For Patricia Springer, Divisional Dean of Agriculture and Natural Resources and one of Holt’s longtime colleagues and friends, Jodie’s optimism was inseparable from her vision.
“She was always a glass-half-full kind of person,” Springer said. “That optimism never left her.”
Springer said Holt approached both science and leadership with the belief that growth was always possible — in gardens, in students, in ideas, and in people.
“She saw potential everywhere,” Springer said.
Even while facing serious health challenges in recent years, Holt remained deeply engaged with the Botanic Gardens and the people around her. Friends and colleagues described her as resilient, hopeful, and determined to keep moving forward.

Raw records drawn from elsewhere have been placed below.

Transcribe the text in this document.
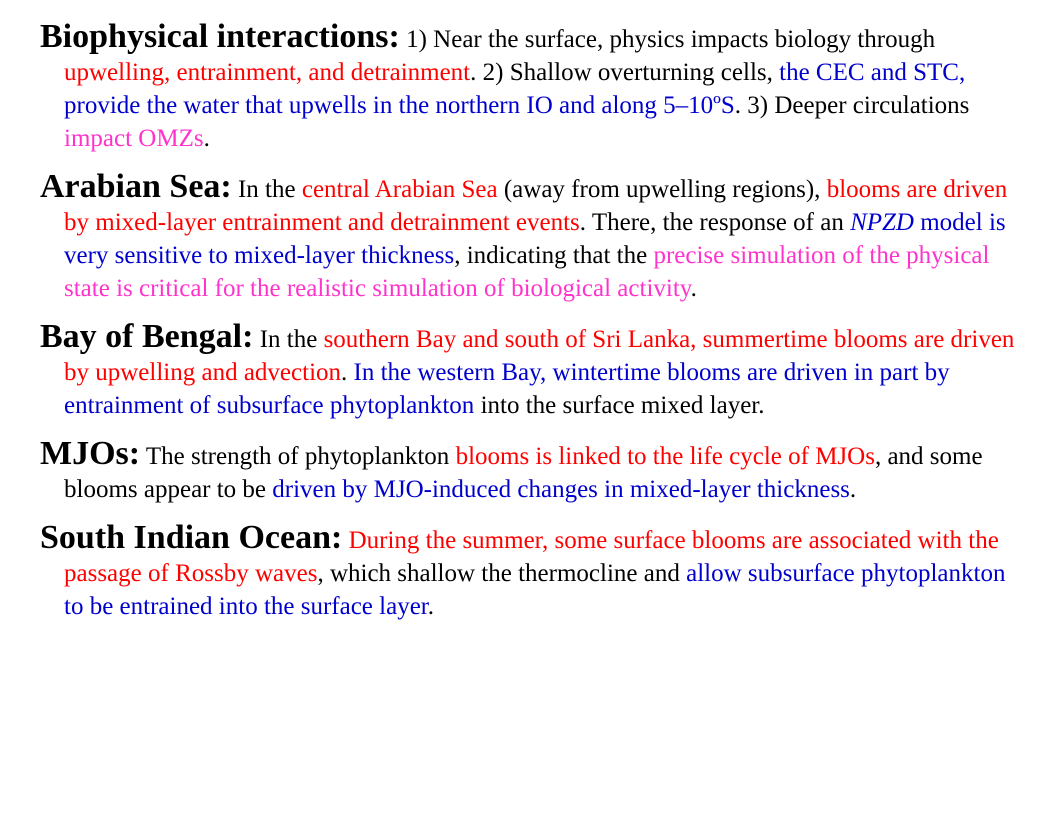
Biophysical interactions: 1) Near the surface, physics impacts biology through upwelling, entrainment, and detrainment. 2) Shallow overturning cells, the CEC and STC, provide the water that upwells in the northern IO and along 5–10ºS. 3) Deeper circulations impact OMZs.

Arabian Sea: In the central Arabian Sea (away from upwelling regions), blooms are driven by mixed-layer entrainment and detrainment events. There, the response of an NPZD model is very sensitive to mixed-layer thickness, indicating that the precise simulation of the physical state is critical for the realistic simulation of biological activity.

Bay of Bengal: In the southern Bay and south of Sri Lanka, summertime blooms are driven by upwelling and advection. In the western Bay, wintertime blooms are driven in part by entrainment of subsurface phytoplankton into the surface mixed layer.

MJOs: The strength of phytoplankton blooms is linked to the life cycle of MJOs, and some blooms appear to be driven by MJO-induced changes in mixed-layer thickness.

South Indian Ocean: During the summer, some surface blooms are associated with the passage of Rossby waves, which shallow the thermocline and allow subsurface phytoplankton to be entrained into the surface layer.
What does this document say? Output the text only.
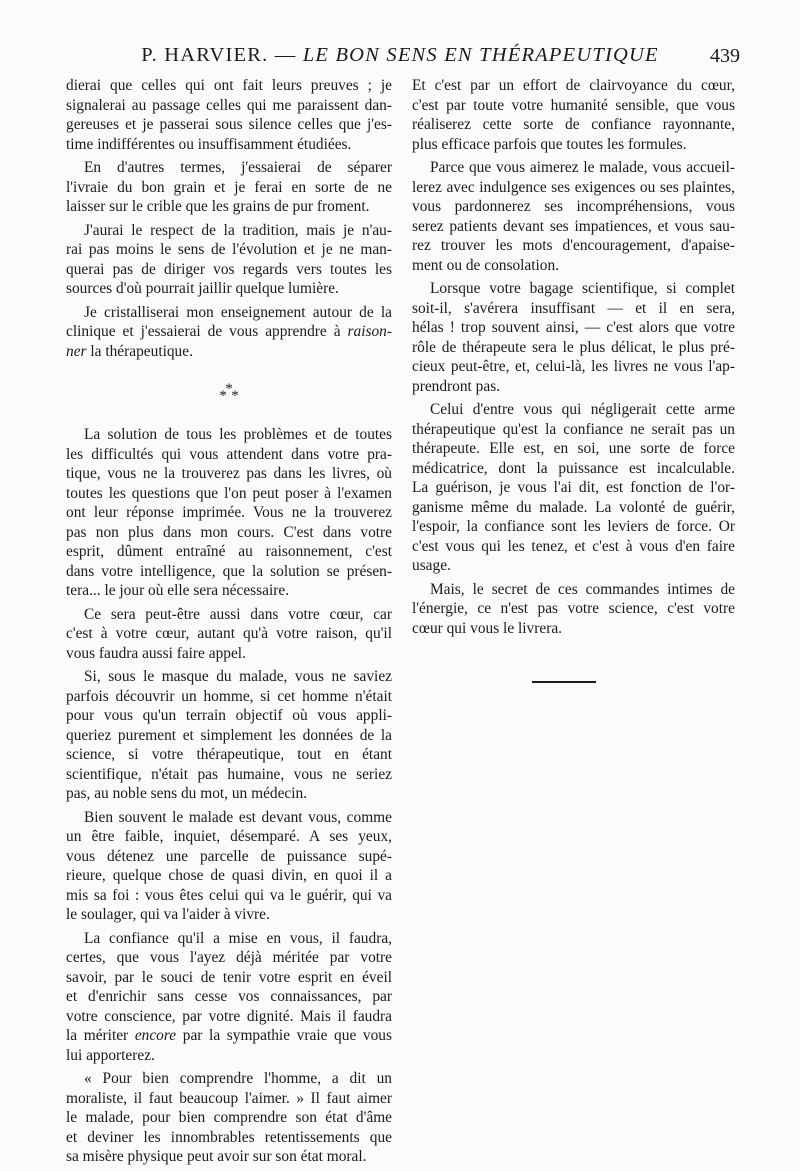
P. HARVIER. — LE BON SENS EN THÉRAPEUTIQUE	439
dierai que celles qui ont fait leurs preuves ; je
signalerai au passage celles qui me paraissent dan-
gereuses et je passerai sous silence celles que j'es-
time indifférentes ou insuffisamment étudiées.
En d'autres termes, j'essaierai de séparer
l'ivraie du bon grain et je ferai en sorte de ne
laisser sur le crible que les grains de pur froment.
J'aurai le respect de la tradition, mais je n'au-
rai pas moins le sens de l'évolution et je ne man-
querai pas de diriger vos regards vers toutes les
sources d'où pourrait jaillir quelque lumière.
Je cristalliserai mon enseignement autour de la
clinique et j'essaierai de vous apprendre à raison-
ner la thérapeutique.
*
*
*
La solution de tous les problèmes et de toutes
les difficultés qui vous attendent dans votre pra-
tique, vous ne la trouverez pas dans les livres, où
toutes les questions que l'on peut poser à l'examen
ont leur réponse imprimée. Vous ne la trouverez
pas non plus dans mon cours. C'est dans votre
esprit, dûment entraîné au raisonnement, c'est
dans votre intelligence, que la solution se présen-
tera... le jour où elle sera nécessaire.
Ce sera peut-être aussi dans votre cœur, car
c'est à votre cœur, autant qu'à votre raison, qu'il
vous faudra aussi faire appel.
Si, sous le masque du malade, vous ne saviez
parfois découvrir un homme, si cet homme n'était
pour vous qu'un terrain objectif où vous appli-
queriez purement et simplement les données de la
science, si votre thérapeutique, tout en étant
scientifique, n'était pas humaine, vous ne seriez
pas, au noble sens du mot, un médecin.
Bien souvent le malade est devant vous, comme
un être faible, inquiet, désemparé. A ses yeux,
vous détenez une parcelle de puissance supé-
rieure, quelque chose de quasi divin, en quoi il a
mis sa foi : vous êtes celui qui va le guérir, qui va
le soulager, qui va l'aider à vivre.
La confiance qu'il a mise en vous, il faudra,
certes, que vous l'ayez déjà méritée par votre
savoir, par le souci de tenir votre esprit en éveil
et d'enrichir sans cesse vos connaissances, par
votre conscience, par votre dignité. Mais il faudra
la mériter encore par la sympathie vraie que vous
lui apporterez.
« Pour bien comprendre l'homme, a dit un
moraliste, il faut beaucoup l'aimer. » Il faut aimer
le malade, pour bien comprendre son état d'âme
et deviner les innombrables retentissements que
sa misère physique peut avoir sur son état moral.
Et c'est par un effort de clairvoyance du cœur,
c'est par toute votre humanité sensible, que vous
réaliserez cette sorte de confiance rayonnante,
plus efficace parfois que toutes les formules.
Parce que vous aimerez le malade, vous accueil-
lerez avec indulgence ses exigences ou ses plaintes,
vous pardonnerez ses incompréhensions, vous
serez patients devant ses impatiences, et vous sau-
rez trouver les mots d'encouragement, d'apaise-
ment ou de consolation.
Lorsque votre bagage scientifique, si complet
soit-il, s'avérera insuffisant — et il en sera,
hélas ! trop souvent ainsi, — c'est alors que votre
rôle de thérapeute sera le plus délicat, le plus pré-
cieux peut-être, et, celui-là, les livres ne vous l'ap-
prendront pas.
Celui d'entre vous qui négligerait cette arme
thérapeutique qu'est la confiance ne serait pas un
thérapeute. Elle est, en soi, une sorte de force
médicatrice, dont la puissance est incalculable.
La guérison, je vous l'ai dit, est fonction de l'or-
ganisme même du malade. La volonté de guérir,
l'espoir, la confiance sont les leviers de force. Or
c'est vous qui les tenez, et c'est à vous d'en faire
usage.
Mais, le secret de ces commandes intimes de
l'énergie, ce n'est pas votre science, c'est votre
cœur qui vous le livrera.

Outside of campus, Holt loved hiking, traveling, and spending time with her family. Colleagues fondly remembered stories about her husband, Doug, who handcrafted wooden signs for the Gardens, as well as the joy Holt found in being a grandmother.
Today, the pathways, plants, and gathering spaces throughout the UCR Botanic Gardens stand as one of the clearest reflections of Holt’s vision and spirit. But her legacy extends far beyond the landscape itself — into the students she inspired, the colleagues she mentored, the staff she empowered, and the countless people she encouraged to stop, look closer, and discover wonder in the living world around them.
Her legacy lives on in every student who pauses to look more closely at the natural world, every visitor who discovers wonder along the Garden pathways, and every person who, because of Jodie Holt, learned to see plants differently.